Assim, e se as nossas fontes (e os motores de busca) não nos enganaram, eis aqui um apetitoso par de exemplares de cabritos da beira.
E para tornar a coisa mais apetitosa, ainda vos deixamos uma travessa do petisco, com uma garrafa de Dão Grão Vasco no fundo a acompanhar.

Idálio Saroto, provedor do blog

O que os outros disseram (IV)

“O momento do Sporting é muito fomentado pela comunicação social. Não tem nada a ver com as pessoas que fazem a cobertura do trabalho diário do Sporting, mas parte dos resultados são consequência da comunicação social que temos.”

(Dias da Cunha, presidente do Sporting, 17-10-2005)
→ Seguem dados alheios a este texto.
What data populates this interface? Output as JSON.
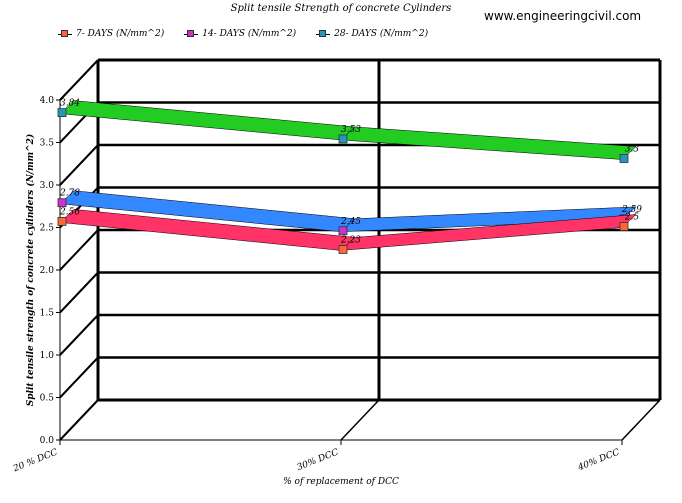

terça-feira, 18 de outubro de 2005

O que os outros disseram (III)

“O grau zero do futebol foi atingido ontem em Alvalade num jogo entre um Sporting morto e uma Académica a dominar do cadeirão.”

“O Sporting que se viu ontem em Alvalade ultrapassou os limites do admissível. Os jogadores de Peseiro não ganharam uma bola dividida, um pique, não acertaram mais de dois passes seguidos, não se apoiaram... Perante tamanho escândalo, Dias da Cunha só pode fazer uma de três coisas: ou os jogadores estão mesmo de gatas e despede o treinador; ou fizeram greve de zelo para forçar a chicotada e deviam ser eles os despedidos; ou demite-se ele mesmo por ser incapaz de resolver o problema.”

(António Tadeia, “Correio da manhã”, 17-10-2005)

segunda-feira, 17 de outubro de 2005

O que os outros disseram (II)

“O problema do Sporting não é falta de sorte: é falta de engenho”
“Ao Sporting falta quase tudo”

(Rui Santos, “Tempo extra – SIC Notícias”, 17-10-2005)

Frase do dia:
“Quem é o Adriaanse? Dizem-me: é o treinador que conseguiu ser eliminado pelo Peseiro nas meias-finais da Taça UEFA do ano passado!”

(Leonor Pinhão, “Correio da manhã”, 16-10-2005)

Imbecilidade do dia:
“Neste momento a minha perplexidade é que o jogo já acabou há 20 minutos, ainda não pensei noutra coisa e não consigo arranjar uma boa desculpa. Uma boa desculpa podia ser estar convencido de que o Benfica era uma boa equipa. Não estou. O Benfica é uma equipa vulgar.”

(Manuel Serrão, “Correio da manhã”, 16-10-2005)

PS: se o Benfica é vulgar, o Porto é o quê?